Java is not allowed to open enough file descriptors. Cassandra generally needs more than the default (1024) amount. To increase the number of file descriptors, change the security limits on your Cassandra nodes. For example, using the following commands:

echo "* soft nofile 32768" | sudo tee -a /etc/security/limits.conf
echo "* hard nofile 32768" | sudo tee -a /etc/security/limits.conf
echo "root soft nofile 32768" | sudo tee -a /etc/security/limits.conf
echo "root hard nofile 32768" | sudo tee -a /etc/security/limits.conf

Another, much less likely possibility, is a file descriptor leak in Cassandra. Run lsof -n | grep java to check that the number of file descriptors opened by Java is reasonable and reports the error if the number is greater than a few thousand.

Insufficient user resource limits errors

Insufficient resource limits may result in a number of errors in Cassandra and OpsCenter, including the following:

Cassandra errors

Insufficient as (address space) or memlock setting:

ERROR [SSTableBatchOpen:1] 2012-07-25 15:46:02,913 AbstractCassandraDaemon.java (line 139)
Fatal exception in thread Thread[SSTableBatchOpen:1,5,main]
java.io.IOError: java.io.IOException: Map failed  at ...

Insufficient memlock settings:

WARN [main] 2011-06-15 09:58:56,861 CLibrary.java (line 118) Unable to lock JVM memory (ENOMEM).
This can result in part of the JVM being swapped out, especially with mmapped I/O enabled.
Increase RLIMIT_MEMLOCK or run Cassandra as root.
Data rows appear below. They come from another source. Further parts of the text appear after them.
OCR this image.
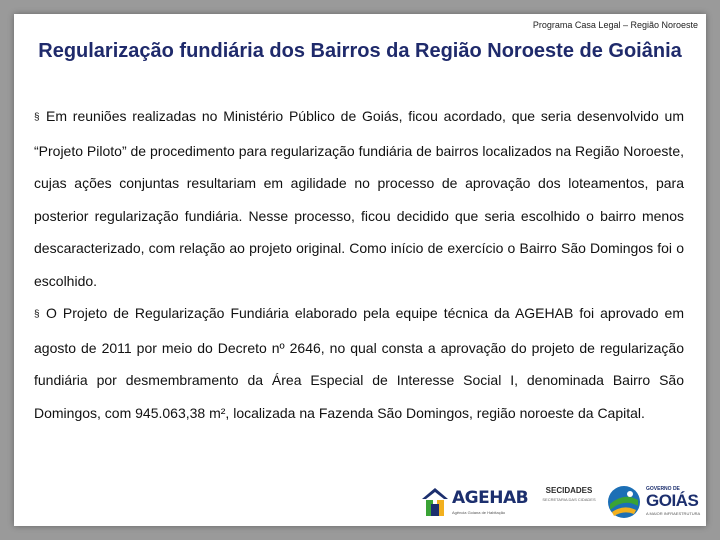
Programa Casa Legal – Região Noroeste
Regularização fundiária dos Bairros da Região Noroeste de Goiânia

§ Em reuniões realizadas no Ministério Público de Goiás, ficou acordado, que seria desenvolvido um “Projeto Piloto” de procedimento para regularização fundiária de bairros localizados na Região Noroeste, cujas ações conjuntas resultariam em agilidade no processo de aprovação dos loteamentos, para posterior regularização fundiária. Nesse processo, ficou decidido que seria escolhido o bairro menos descaracterizado, com relação ao projeto original. Como início de exercício o Bairro São Domingos foi o escolhido.

§ O Projeto de Regularização Fundiária elaborado pela equipe técnica da AGEHAB foi aprovado em agosto de 2011 por meio do Decreto nº 2646, no qual consta a aprovação do projeto de regularização fundiária por desmembramento da Área Especial de Interesse Social I, denominada Bairro São Domingos, com 945.063,38 m², localizada na Fazenda São Domingos, região noroeste da Capital.

AGEHAB
Agência Goiana de Habitação
SECIDADES
SECRETARIA DAS CIDADES
GOVERNO DE
GOIÁS
A MAIOR INFRAESTRUTURA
Insufficient nofiles setting:

WARN 05:13:43,644 Transport error occurred during acceptance of message.
org.apache.thrift.transport.TTransportException: java.net.SocketException:
Too many open files ...

Insufficient nofiles setting:

ERROR [MutationStage:11] 2012-04-30 09:46:08,102 AbstractCassandraDaemon.java (line 139)
Fatal exception in thread Thread[MutationStage:11,5,main]
java.lang.OutOfMemoryError: unable to create new native thread

OpsCenter errors

Insufficient nofiles setting:

2012-08-13 11:22:51-0400 [] INFO: Could not accept new connection (EMFILE)

Cannot initialize class org.xerial.snappy.Snappy

The following error may occur when Snappy compression/decompression is enabled although its library is available from the classpath:

java.util.concurrent.ExecutionException: java.lang.NoClassDefFoundError:
    Could not initialize class org.xerial.snappy.Snappy
...
Caused by: java.lang.NoClassDefFoundError: Could not initialize class org.xerial.snappy.Snappy
   at org.apache.cassandra.io.compress.SnappyCompressor.initialCompressedBufferLength
       (SnappyCompressor.java:39)

The native library snappy-1.0.4.1-libsnappyjava.so for Snappy compression is included in the snappy-java-1.0.4.1.jar file. When the JVM initializes the JAR, the library is added to the default temp directory. If the default temp directory is mounted with a noexec option, it results in the above exception.

One solution is to specify a different temp directory that has already been mounted without the noexec option, as follows:

  • If you use the DSE/Cassandra command $_BIN/dse cassandra or $_BIN/cassandra, simply append the command line:

    DSE: bin/dse cassandra -t -Dorg.xerial.snappy.tempdir=/path/to/newtmp

    Cassandra: bin/cassandra -Dorg.xerial.snappy.tempdir=/path/to/newtmp

  • If starting from a package using service dse start or service cassandra start, add a system environment variable JVM_OPTS with the value:

    JVM_OPTS=-Dorg.xerial.snappy.tempdir=/path/to/newtmp

    The default cassandra-env.sh looks for the variable and appends to it when starting the JVM.